Illinois scraps limits on basic skills test-taking

taptestJust four years after passing a law mandating that prospective teachers must pass the Test of Academic Proficiency (TAP) within five attempts, Illinois state board of education officials have scrapped this law in hopes of “manipulating the pipeline” of new teachers.

State officials, dismayed at the disproportionately low number of minority teachers compared to minority students in state public schools (for example, in Chicago Public Schools, 86% of students, but less than half of teachers, are black or Latino), felt that something must be done in order to improve the chances of prospective teachers who are also minorities joining the ranks of Illinois teachers.  Advocacy groups, anxious to dissuade observers from seeing this move as simply a dumbing-down of the teaching pool, argue that the main reason that minorities were having a harder time passing the TAP test than non-minorities is their background in mostly underperforming schools. In other words, without this state change, the test would be perpetuating a cycle that would never allow for more minority teachers.

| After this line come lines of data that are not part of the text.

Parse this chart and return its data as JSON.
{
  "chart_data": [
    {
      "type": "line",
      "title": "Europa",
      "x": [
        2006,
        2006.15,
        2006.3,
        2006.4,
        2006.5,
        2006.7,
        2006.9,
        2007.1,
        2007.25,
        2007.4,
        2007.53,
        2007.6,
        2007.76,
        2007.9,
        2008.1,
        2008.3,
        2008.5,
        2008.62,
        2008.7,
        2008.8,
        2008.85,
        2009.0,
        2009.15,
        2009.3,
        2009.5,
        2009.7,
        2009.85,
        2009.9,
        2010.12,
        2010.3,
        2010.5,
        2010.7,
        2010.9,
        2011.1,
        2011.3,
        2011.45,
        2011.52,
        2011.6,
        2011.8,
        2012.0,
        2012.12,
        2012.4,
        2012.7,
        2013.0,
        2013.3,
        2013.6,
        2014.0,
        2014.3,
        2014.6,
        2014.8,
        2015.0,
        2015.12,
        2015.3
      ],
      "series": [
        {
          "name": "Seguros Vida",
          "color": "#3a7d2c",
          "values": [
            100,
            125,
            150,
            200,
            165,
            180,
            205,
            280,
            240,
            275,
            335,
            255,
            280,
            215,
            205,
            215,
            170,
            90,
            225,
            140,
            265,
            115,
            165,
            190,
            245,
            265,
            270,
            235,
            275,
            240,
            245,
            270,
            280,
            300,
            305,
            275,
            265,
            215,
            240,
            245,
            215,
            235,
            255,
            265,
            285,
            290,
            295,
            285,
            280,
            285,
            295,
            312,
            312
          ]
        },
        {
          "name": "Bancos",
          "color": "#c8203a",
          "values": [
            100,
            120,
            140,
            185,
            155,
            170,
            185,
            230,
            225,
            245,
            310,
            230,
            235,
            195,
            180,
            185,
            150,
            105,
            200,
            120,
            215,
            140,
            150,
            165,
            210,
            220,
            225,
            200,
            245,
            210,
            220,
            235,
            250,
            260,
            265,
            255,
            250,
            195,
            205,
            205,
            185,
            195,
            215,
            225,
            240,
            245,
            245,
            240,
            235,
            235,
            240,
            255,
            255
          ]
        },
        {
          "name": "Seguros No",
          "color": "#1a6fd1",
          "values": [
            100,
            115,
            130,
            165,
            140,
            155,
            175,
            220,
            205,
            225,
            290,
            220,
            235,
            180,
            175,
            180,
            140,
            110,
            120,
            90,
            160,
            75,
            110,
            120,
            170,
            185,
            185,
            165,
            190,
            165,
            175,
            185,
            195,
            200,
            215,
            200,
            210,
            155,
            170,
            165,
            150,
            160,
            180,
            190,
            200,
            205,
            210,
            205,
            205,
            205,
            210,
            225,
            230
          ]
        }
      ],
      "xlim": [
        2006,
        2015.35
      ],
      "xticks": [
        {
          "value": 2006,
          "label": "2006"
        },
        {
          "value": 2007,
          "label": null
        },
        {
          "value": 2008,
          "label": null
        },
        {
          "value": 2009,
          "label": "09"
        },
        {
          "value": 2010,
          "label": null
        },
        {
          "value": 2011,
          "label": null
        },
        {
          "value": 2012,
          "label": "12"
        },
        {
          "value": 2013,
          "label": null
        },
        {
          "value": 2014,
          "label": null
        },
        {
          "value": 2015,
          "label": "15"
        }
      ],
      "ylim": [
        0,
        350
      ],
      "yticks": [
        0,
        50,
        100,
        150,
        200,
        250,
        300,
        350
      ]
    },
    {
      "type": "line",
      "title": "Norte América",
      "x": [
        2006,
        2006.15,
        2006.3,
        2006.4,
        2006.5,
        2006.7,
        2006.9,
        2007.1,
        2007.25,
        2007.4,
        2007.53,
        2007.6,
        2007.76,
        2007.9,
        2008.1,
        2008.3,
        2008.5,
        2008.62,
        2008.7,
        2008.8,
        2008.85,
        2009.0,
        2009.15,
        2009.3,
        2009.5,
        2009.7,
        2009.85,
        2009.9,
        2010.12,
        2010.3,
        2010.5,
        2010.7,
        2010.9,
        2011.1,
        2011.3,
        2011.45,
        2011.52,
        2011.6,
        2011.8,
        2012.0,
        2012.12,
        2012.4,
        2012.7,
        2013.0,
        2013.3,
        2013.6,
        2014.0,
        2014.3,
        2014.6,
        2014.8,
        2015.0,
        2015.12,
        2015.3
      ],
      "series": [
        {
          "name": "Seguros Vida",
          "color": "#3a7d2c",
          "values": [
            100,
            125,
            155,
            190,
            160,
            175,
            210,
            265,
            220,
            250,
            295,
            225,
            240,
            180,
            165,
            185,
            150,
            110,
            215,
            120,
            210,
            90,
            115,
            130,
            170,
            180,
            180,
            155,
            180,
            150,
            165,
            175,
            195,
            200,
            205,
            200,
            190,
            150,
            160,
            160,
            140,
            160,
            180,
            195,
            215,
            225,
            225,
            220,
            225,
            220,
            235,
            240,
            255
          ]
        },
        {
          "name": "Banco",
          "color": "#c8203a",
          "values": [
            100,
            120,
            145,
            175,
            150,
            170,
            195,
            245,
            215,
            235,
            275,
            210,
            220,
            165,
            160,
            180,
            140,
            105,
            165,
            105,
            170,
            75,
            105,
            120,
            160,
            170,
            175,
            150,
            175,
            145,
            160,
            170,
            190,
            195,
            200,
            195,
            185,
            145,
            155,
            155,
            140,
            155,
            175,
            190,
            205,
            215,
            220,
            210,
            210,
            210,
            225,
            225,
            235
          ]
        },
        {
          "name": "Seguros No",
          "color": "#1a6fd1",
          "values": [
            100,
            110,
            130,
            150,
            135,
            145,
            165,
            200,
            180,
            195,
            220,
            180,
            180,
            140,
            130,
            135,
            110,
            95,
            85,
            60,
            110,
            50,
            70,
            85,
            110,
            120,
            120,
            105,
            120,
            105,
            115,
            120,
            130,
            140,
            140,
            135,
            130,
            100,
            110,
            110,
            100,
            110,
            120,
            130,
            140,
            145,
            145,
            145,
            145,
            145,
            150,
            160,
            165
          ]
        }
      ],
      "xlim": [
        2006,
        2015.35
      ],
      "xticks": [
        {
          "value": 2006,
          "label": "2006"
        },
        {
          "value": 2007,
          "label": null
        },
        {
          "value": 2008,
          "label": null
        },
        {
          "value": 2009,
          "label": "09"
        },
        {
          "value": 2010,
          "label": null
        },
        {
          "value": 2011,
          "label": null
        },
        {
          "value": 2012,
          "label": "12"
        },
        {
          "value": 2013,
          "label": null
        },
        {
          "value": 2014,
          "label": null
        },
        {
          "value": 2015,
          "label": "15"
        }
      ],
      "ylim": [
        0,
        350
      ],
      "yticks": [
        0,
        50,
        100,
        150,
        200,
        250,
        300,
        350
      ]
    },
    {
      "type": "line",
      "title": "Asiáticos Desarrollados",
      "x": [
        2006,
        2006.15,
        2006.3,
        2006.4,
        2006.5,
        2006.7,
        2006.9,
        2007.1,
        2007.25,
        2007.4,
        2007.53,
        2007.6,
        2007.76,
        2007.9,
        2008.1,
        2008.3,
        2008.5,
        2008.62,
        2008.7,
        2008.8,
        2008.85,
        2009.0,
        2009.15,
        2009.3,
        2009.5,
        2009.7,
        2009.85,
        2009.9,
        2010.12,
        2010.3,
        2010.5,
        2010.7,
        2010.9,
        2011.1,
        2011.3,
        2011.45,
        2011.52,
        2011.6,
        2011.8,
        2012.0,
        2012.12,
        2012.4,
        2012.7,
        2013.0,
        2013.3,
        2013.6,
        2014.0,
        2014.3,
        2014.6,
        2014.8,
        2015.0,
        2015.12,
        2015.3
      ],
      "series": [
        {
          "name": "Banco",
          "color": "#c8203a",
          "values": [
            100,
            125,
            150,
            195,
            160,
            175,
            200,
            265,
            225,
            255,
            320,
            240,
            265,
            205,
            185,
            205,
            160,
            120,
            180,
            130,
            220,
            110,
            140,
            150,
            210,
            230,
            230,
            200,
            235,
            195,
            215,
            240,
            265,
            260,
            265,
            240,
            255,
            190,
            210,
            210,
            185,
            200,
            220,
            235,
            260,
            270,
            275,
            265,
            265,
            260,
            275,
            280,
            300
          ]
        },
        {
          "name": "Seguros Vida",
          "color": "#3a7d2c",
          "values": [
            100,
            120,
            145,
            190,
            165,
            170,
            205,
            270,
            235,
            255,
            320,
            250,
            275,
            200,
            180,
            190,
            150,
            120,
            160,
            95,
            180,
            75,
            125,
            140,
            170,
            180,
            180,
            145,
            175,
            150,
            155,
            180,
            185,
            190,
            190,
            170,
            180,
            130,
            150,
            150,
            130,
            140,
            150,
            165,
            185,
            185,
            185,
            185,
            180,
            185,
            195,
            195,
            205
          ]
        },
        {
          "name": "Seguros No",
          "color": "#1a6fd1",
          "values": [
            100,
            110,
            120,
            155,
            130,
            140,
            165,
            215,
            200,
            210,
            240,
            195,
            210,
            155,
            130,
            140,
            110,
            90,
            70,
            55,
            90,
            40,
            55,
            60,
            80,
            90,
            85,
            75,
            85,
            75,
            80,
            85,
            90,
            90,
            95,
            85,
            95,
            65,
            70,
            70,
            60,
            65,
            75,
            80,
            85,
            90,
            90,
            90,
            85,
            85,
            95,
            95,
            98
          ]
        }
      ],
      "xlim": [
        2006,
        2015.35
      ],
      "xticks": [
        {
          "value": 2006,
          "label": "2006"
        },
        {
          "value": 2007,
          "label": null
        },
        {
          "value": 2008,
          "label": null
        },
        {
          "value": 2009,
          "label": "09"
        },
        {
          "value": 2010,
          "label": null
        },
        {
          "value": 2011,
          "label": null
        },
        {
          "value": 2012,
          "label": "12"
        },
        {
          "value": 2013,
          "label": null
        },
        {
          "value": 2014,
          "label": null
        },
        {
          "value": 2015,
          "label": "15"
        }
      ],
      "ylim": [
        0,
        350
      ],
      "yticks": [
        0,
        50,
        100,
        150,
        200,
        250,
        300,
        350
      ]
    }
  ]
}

The TAP test is not an easy test for anyone who takes it. Melissa Sanchez, writing for Catalyst Chicago, puts it this way:

Test result data from the fourth quarter of 2013,  for example, showed that only 18 percent of blacks and 23 percent of Latinos passed the math portion of the test, compared to 40 percent of whites. Meanwhile, only 26 percent of blacks and 34 percent of Latinos met the reading comprehension requirements, compared to 52 percent of whites. Overall, less than a third of all test-takers – and less than 18 percent of black and Latinos — passed all four sections of the test last year, according to state records.

The change certainly indicates that Illinois officials are serious about bringing more minority teachers into classrooms, although a recent study still showed a gap between education programs, which believe that elements of the programs are the most important to prospective teaching students, and prospective teaching students themselves, who see relationships as the most important element.